BACKGROUND: This study was funded by the National Medical Research Council (NMRC) Singapore (COVID19RF-0019, MOH-000019, MOH-000535, OFLCG19May-0034 and MOH-OFYIRG19nov-0002).
摘要:
背景:由疫苗接种和自然感染引起的对SARS-CoV-2的混合免疫,在儿科人群中仍然没有得到足够的理解,尽管接种疫苗的儿童中突破性感染率上升。
方法:我们进行了一项前瞻性纵向研究,特异性,在一组5-11岁的mRNA疫苗接种儿童(n=29)中,突破性SARS-CoV-2感染引起的抗原特异性T细胞反应的细胞因子谱。这项纵向分析涉及疫苗接种后16个月的六个不同时间点,在此期间,我们共分析了159份血液样本。所有随访至少12个月的儿童(n=26)经历了突破性感染。我们使用最少的血液样本进行了细胞因子释放测定,我们通过细胞内细胞因子染色验证了这些反应的细胞起源。
结果:突破性感染后,接受mRNA疫苗治疗的儿童表现出增强的Spike肽特异性Th1应答.此外,它们的Spike特异性T细胞表现出独特的CD4+IFN-γ+IL10+细胞富集,类似于具有混合免疫的成年人的特征。重要的是,疫苗接种不会阻碍靶向膜的多特异性T细胞反应的发展,核蛋白,和ORF3a/7/8抗原。
结论:儿童,先前使用基于Spike的mRNA疫苗并经历有症状或无症状的突破性感染,保留了增强和多样化Th1/IL-10抗原特异性T细胞对多种SARS-CoV-2蛋白的反应的能力。这些发现反映了与成人混合细胞免疫相关的特征,已知赋予对严重COVID-19的抗性。
背景:本研究由新加坡国家医学研究委员会(NMRC)资助(COVID19RF-0019,MOH-000019,MOH-000535,OFLCG19May-0034和MOH-OFYIRG19nov-0002)。
方法:我们进行了一项前瞻性纵向研究,特异性,在一组5-11岁的mRNA疫苗接种儿童(n=29)中,突破性SARS-CoV-2感染引起的抗原特异性T细胞反应的细胞因子谱。这项纵向分析涉及疫苗接种后16个月的六个不同时间点,在此期间,我们共分析了159份血液样本。所有随访至少12个月的儿童(n=26)经历了突破性感染。我们使用最少的血液样本进行了细胞因子释放测定,我们通过细胞内细胞因子染色验证了这些反应的细胞起源。

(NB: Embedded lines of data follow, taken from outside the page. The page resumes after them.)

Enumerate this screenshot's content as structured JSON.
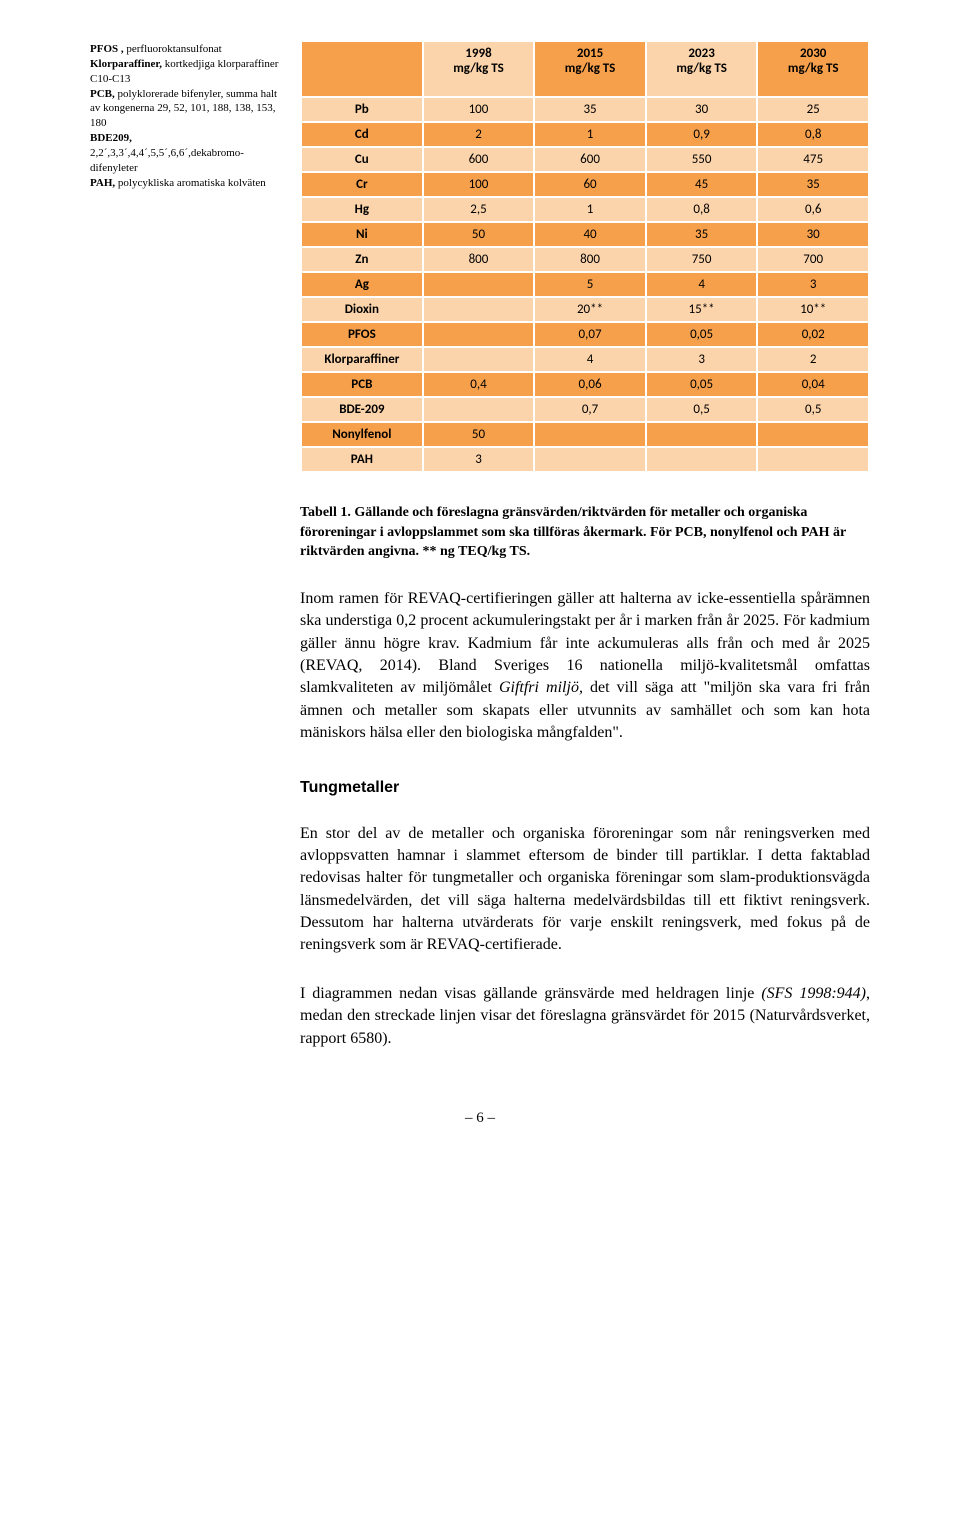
{
  "colors": {
    "orange": "#f6a04c",
    "peach": "#fbd4ab",
    "border": "#ffffff",
    "text": "#000000"
  },
  "leftNote": {
    "lines": [
      {
        "b": "PFOS ,",
        "t": " perfluoroktansulfonat"
      },
      {
        "b": "Klorparaffiner,",
        "t": " kortkedjiga klorparaffiner C10-C13"
      },
      {
        "b": "PCB,",
        "t": " polyklorerade bifenyler, summa halt av kongenerna 29, 52, 101, 188, 138, 153, 180"
      },
      {
        "b": "BDE209,",
        "t": ""
      },
      {
        "b": "",
        "t": "2,2´,3,3´,4,4´,5,5´,6,6´,dekabromo-difenyleter"
      },
      {
        "b": "PAH,",
        "t": " polycykliska aromatiska kolväten"
      }
    ]
  },
  "table": {
    "type": "table",
    "col_widths": [
      "120px",
      "110px",
      "110px",
      "110px",
      "110px"
    ],
    "header": {
      "cells": [
        "",
        "1998 mg/kg TS",
        "2015 mg/kg TS",
        "2023 mg/kg TS",
        "2030 mg/kg TS"
      ],
      "classes": [
        "h-orange",
        "h-peach",
        "h-orange",
        "h-peach",
        "h-orange"
      ]
    },
    "rows": [
      {
        "c": "r-peach",
        "label": "Pb",
        "v": [
          "100",
          "35",
          "30",
          "25"
        ]
      },
      {
        "c": "r-orange",
        "label": "Cd",
        "v": [
          "2",
          "1",
          "0,9",
          "0,8"
        ]
      },
      {
        "c": "r-peach",
        "label": "Cu",
        "v": [
          "600",
          "600",
          "550",
          "475"
        ]
      },
      {
        "c": "r-orange",
        "label": "Cr",
        "v": [
          "100",
          "60",
          "45",
          "35"
        ]
      },
      {
        "c": "r-peach",
        "label": "Hg",
        "v": [
          "2,5",
          "1",
          "0,8",
          "0,6"
        ]
      },
      {
        "c": "r-orange",
        "label": "Ni",
        "v": [
          "50",
          "40",
          "35",
          "30"
        ]
      },
      {
        "c": "r-peach",
        "label": "Zn",
        "v": [
          "800",
          "800",
          "750",
          "700"
        ]
      },
      {
        "c": "r-orange",
        "label": "Ag",
        "v": [
          "",
          "5",
          "4",
          "3"
        ]
      },
      {
        "c": "r-peach",
        "label": "Dioxin",
        "v": [
          "",
          "20**",
          "15**",
          "10**"
        ]
      },
      {
        "c": "r-orange",
        "label": "PFOS",
        "v": [
          "",
          "0,07",
          "0,05",
          "0,02"
        ]
      },
      {
        "c": "r-peach",
        "label": "Klorparaffiner",
        "v": [
          "",
          "4",
          "3",
          "2"
        ]
      },
      {
        "c": "r-orange",
        "label": "PCB",
        "v": [
          "0,4",
          "0,06",
          "0,05",
          "0,04"
        ]
      },
      {
        "c": "r-peach",
        "label": "BDE-209",
        "v": [
          "",
          "0,7",
          "0,5",
          "0,5"
        ]
      },
      {
        "c": "r-orange",
        "label": "Nonylfenol",
        "v": [
          "50",
          "",
          "",
          ""
        ]
      },
      {
        "c": "r-peach",
        "label": "PAH",
        "v": [
          "3",
          "",
          "",
          ""
        ]
      }
    ]
  },
  "caption": {
    "lead": "Tabell 1. Gällande och föreslagna gränsvärden/riktvärden för metaller och organiska föroreningar i avloppslammet som ska tillföras åkermark. För PCB, nonylfenol och PAH är riktvärden angivna. ** ng TEQ/kg TS."
  },
  "para1": "Inom ramen för REVAQ-certifieringen gäller att halterna av icke-essentiella spårämnen ska understiga 0,2 procent ackumuleringstakt per år i marken från år 2025. För kadmium gäller ännu högre krav. Kadmium får inte ackumuleras alls från och med år 2025 (REVAQ, 2014). Bland Sveriges 16 nationella miljö-kvalitetsmål omfattas slamkvaliteten av miljömålet ",
  "para1_em": "Giftfri miljö,",
  "para1_tail": " det vill säga att \"miljön ska vara fri från ämnen och metaller som skapats eller utvunnits av samhället och som kan hota mäniskors hälsa eller den biologiska mångfalden\".",
  "heading2": "Tungmetaller",
  "para2": "En stor del av de metaller och organiska föroreningar som når reningsverken med avloppsvatten hamnar i slammet eftersom de binder till partiklar. I detta faktablad redovisas halter för tungmetaller och organiska föreningar som slam-produktionsvägda länsmedelvärden, det vill säga halterna medelvärdsbildas till ett fiktivt reningsverk. Dessutom har halterna utvärderats för varje enskilt reningsverk, med fokus på de reningsverk som är REVAQ-certifierade.",
  "para3_a": "I diagrammen nedan visas gällande gränsvärde med heldragen linje ",
  "para3_em1": "(SFS 1998:944)",
  "para3_b": ", medan den streckade linjen visar det föreslagna gränsvärdet för 2015 (Naturvårdsverket, rapport 6580).",
  "footer": "– 6 –"
}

结果:突破性感染后,接受mRNA疫苗治疗的儿童表现出增强的Spike肽特异性Th1应答.此外,它们的Spike特异性T细胞表现出独特的CD4+IFN-γ+IL10+细胞富集,类似于具有混合免疫的成年人的特征。重要的是,疫苗接种不会阻碍靶向膜的多特异性T细胞反应的发展,核蛋白,和ORF3a/7/8抗原。
结论:儿童,先前使用基于Spike的mRNA疫苗并经历有症状或无症状的突破性感染,保留了增强和多样化Th1/IL-10抗原特异性T细胞对多种SARS-CoV-2蛋白的反应的能力。这些发现反映了与成人混合细胞免疫相关的特征,已知赋予对严重COVID-19的抗性。
背景:本研究由新加坡国家医学研究委员会(NMRC)资助(COVID19RF-0019,MOH-000019,MOH-000535,OFLCG19May-0034和MOH-OFYIRG19nov-0002)。